In private markets, European private equity firm Waterland secured €4 billion ($4.7 for its newest flagship fund, signaling renewed investor appetite for European mid-market strategies. This echoes trends in Asia, where KKR & Co. and Capital Group plan to launch a joint public-private credit fund. However, investment performance is uneven: the CAAT Pension Plan reported an 8.4% return last year as strong stock gains compensated for soft returns in its private market portfolio. In related news, the recent market turbulence has exposed valuation discrepancies, with some investors exploiting a gap between similar funds’ valuations in an arbitrage trade worsening private-credit withdrawals.

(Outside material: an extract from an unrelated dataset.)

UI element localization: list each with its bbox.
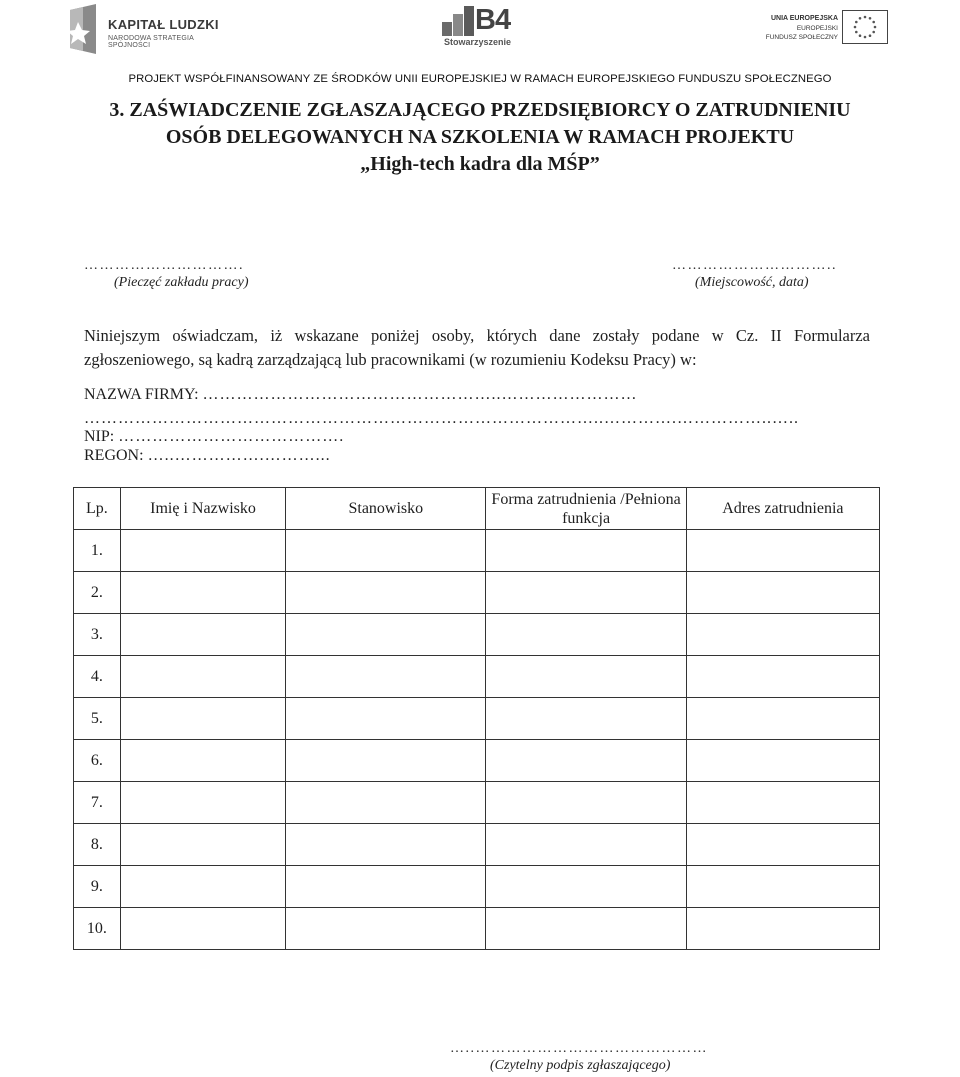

Sector Specific Moves and Governance

Corporate governance and strategic shifts were prominent across various sectors. Following weeks of turmoil, Monte dei Paschi di Siena formally reinstated Luigi Lovaglio as CEO, though the bank’s chief is reportedly considering selling a stake in Generali to fund a tie-up with Banco BPM worth €7.4 billion. In logistics, Kuehne + Nagel lifted its lower-end earnings guidance, noting that while Middle East conflict hurt sea freight, its air and road segments performed strongly. In the automotive sector, Volvo raised its forecast for the European heavy-duty truck market to 310,000 vehicles by 2026. Furthermore, financial institutions are increasingly facing scrutiny over governance; BP suffered heavy defeats in investor votes on climate disclosures, and activist pressure is being applied to asset manager Voya Financial following a stake buildup by Toms Capital.

The technology and defense sectors saw significant deals and shifts. Canadian and German AI firms Cohere and Aleph Alpha agreed to a $20 billion transatlantic partnership focused on building sovereign AI systems independent of U.S. and Chinese control. In a move that could complicate market access, China imposed export curbs on seven European entities citing their role in arms sales to Taiwan. Meanwhile, Australian infrastructure investor IFM Investors is targeting European defense opportunities as NATO member states accelerate military expansion.